Os bancos estaduais e a reforma constitucional

Artigo publicado no jornal O Estado de São Paulo em 13 de fevereiro de 1995 (página B2).

A existência de um equilíbrio fiscal permanente consiste em condição sine qua non ao sucesso de qualquer programa econômico que pretenda colocar um fim definitivo na inflação. Em adição, é também imperioso o respaldo político e legal ao Banco Central (BC) para que esta instituição possa desenvolver uma política monetária consistente com a estabilidade de preços.

Todo brasileiro bem informado sabe que o Plano Real não atende as condições acima enunciadas. Sabe também da necessidade de reformas constitucionais para se solucionar de forma permanente o problema fiscal e não desconhece a impossibilidade de existir disciplina monetária enquanto a questão dos bancos estaduais não for equacionada. A conclusão lógica é que, a menos de ajustes profundos, o Plano Real não poderá acabar com a inflação. Quando muito, poderá mantê-lá em patamares “civilizados” – algo como 15 a 50% ao ano.

Pode-se prever que será bastante difícil para a administração FHC resolver os problemas fiscal e monetário de forma definitiva. Para se reformar a Constituição é preciso sustentação política, a qual por sua vez requer apoio dos governadores – ao menos de boa parte deles.

Evidencia-se aqui a complexidade da equação política. Somente duas propostas referentes ao destino dos bancos estaduais consistentes com a estabilidade monetária duradoura estão disponíveis: privatização ou liquidação. E outra não surgirá, ao menos até o dia em que os políticos brasileiros se transformem em administradores zelosos. Obviamente, caso isso ocorra, não será antes de alguns anos.
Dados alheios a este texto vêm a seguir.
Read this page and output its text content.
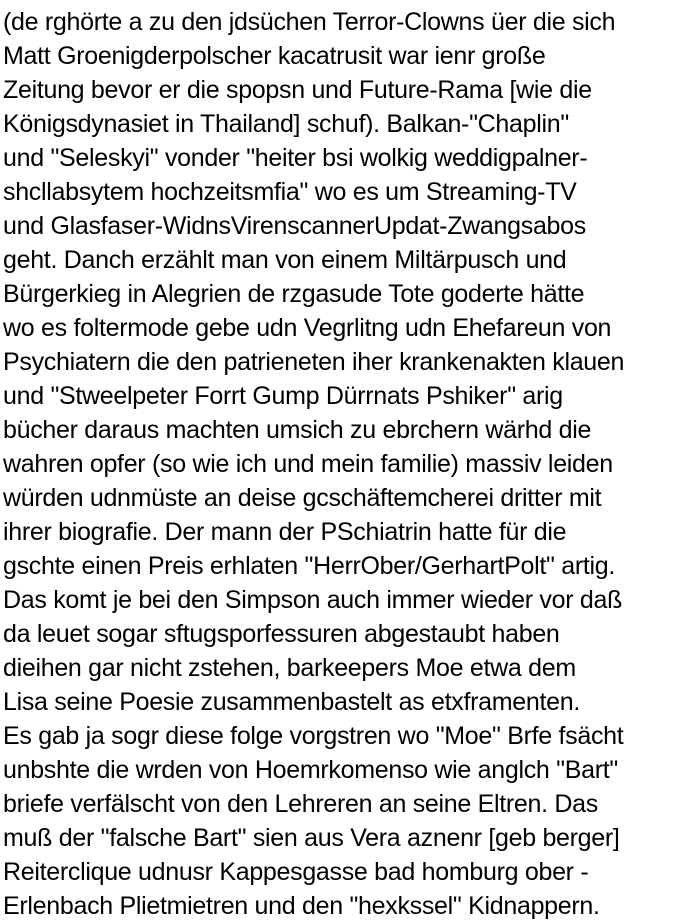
(de rghörte a zu den jdsüchen Terror-Clowns üer die sich
Matt Groenigderpolscher kacatrusit war ienr große
Zeitung bevor er die spopsn und Future-Rama [wie die
Königsdynasiet in Thailand] schuf). Balkan-"Chaplin"
und "Seleskyi" vonder "heiter bsi wolkig weddigpalner-
shcllabsytem hochzeitsmfia" wo es um Streaming-TV
und Glasfaser-WidnsVirenscannerUpdat-Zwangsabos
geht. Danch erzählt man von einem Miltärpusch und
Bürgerkieg in Alegrien de rzgasude Tote goderte hätte
wo es foltermode gebe udn Vegrlitng udn Ehefareun von
Psychiatern die den patrieneten iher krankenakten klauen
und "Stweelpeter Forrt Gump Dürrnats Pshiker" arig
bücher daraus machten umsich zu ebrchern wärhd die
wahren opfer (so wie ich und mein familie) massiv leiden
würden udnmüste an deise gcschäftemcherei dritter mit
ihrer biografie. Der mann der PSchiatrin hatte für die
gschte einen Preis erhlaten "HerrOber/GerhartPolt" artig.
Das komt je bei den Simpson auch immer wieder vor daß
da leuet sogar sftugsporfessuren abgestaubt haben
dieihen gar nicht zstehen, barkeepers Moe etwa dem
Lisa seine Poesie zusammenbastelt as etxframenten.
Es gab ja sogr diese folge vorgstren wo "Moe" Brfe fsächt
unbshte die wrden von Hoemrkomenso wie anglch "Bart"
briefe verfälscht von den Lehreren an seine Eltren. Das
muß der "falsche Bart" sien aus Vera aznenr [geb berger]
Reiterclique udnusr Kappesgasse bad homburg ober -
Erlenbach Plietmietren und den "hexkssel" Kidnappern.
De modo geral, os novos administradores estaduais não estão dispostos a abrir mão de seus bancos. No caso de BANESPA e BANERJ, que estão sob comando do BC, seus respectivos governadores aparentam não admitir a hipótese de não voltar a administrá-los algum dia. Simultaneamente, estados menos poderosos já se movimentam para entregar os seus bancos à administração do BC.
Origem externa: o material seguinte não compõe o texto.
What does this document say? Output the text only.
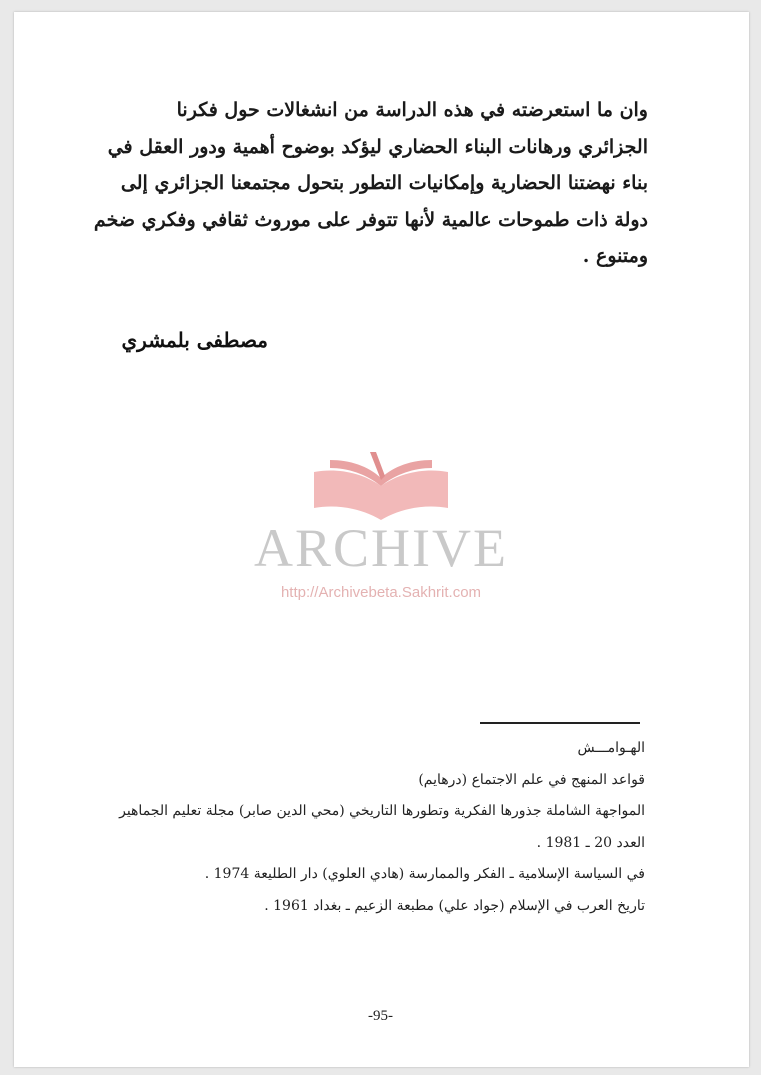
وان ما استعرضته في هذه الدراسة من انشغالات حول فكرنا
الجزائري ورهانات البناء الحضاري ليؤكد بوضوح أهمية ودور العقل في
بناء نهضتنا الحضارية وإمكانيات التطور بتحول مجتمعنا الجزائري إلى
دولة ذات طموحات عالمية لأنها تتوفر على موروث ثقافي وفكري ضخم
ومتنوع .
مصطفى بلمشري
ARCHIVE
http://Archivebeta.Sakhrit.com
الهـوامـــش
قواعد المنهج في علم الاجتماع (درهايم)
المواجهة الشاملة جذورها الفكرية وتطورها التاريخي (محي الدين صابر) مجلة تعليم الجماهير
العدد 20 ـ 1981 .
في السياسة الإسلامية ـ الفكر والممارسة (هادي العلوي) دار الطليعة 1974 .
تاريخ العرب في الإسلام (جواد علي) مطبعة الزعيم ـ بغداد 1961 .
-95-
Isso não foi explicitado, mas tudo leva a crer que os governadores desejam transferir o ônus de sanear seus bancos à administração federal para em seguida tê-los de volta. Caso isso se verifique, muito provavelmente os jornais voltarão a noticiar, mais cedo ou mais tarde, que o BC está emitindo dinheiro para socorrer as instituições financeiras estaduais.

Apesar de existirem instrumentos legais para liquidar ou privatizar os bancos estaduais administrados pelo BC e para fiscalizar de forma rigorosa os demais, dificilmente o governo federal utilizará esses recursos. A necessidade de FHC ter votos no Congresso Nacional para reformar a Constituição e aprovar outras normas jurídicas provavelmente implicará uma solução menos drástica – e conseqüentemente inconsistente com uma política monetária austera – para o problema dos bancos estaduais.

Independentemente do cenário internacional, já seria uma tarefa delicada para FHC promover a reforma constitucional e gerenciar a política monetária sem permitir um repique inflacionário e manter o apoio dos governadores. Com a crise mexicana e seus possíveis efeitos adversos sobre o Brasil, isso se torna ainda mais complexo. Assim, a menos que os governadores concordem em abrir mão dos bancos estaduais e apoiem a revisão constitucional, é provável que o fim definitivo da inflação venha a ser uma tarefa para o próximo presidente.


Alexandre Barros da Cunha
Professor da Universidade Santa Úrsula e da PUC-Rio.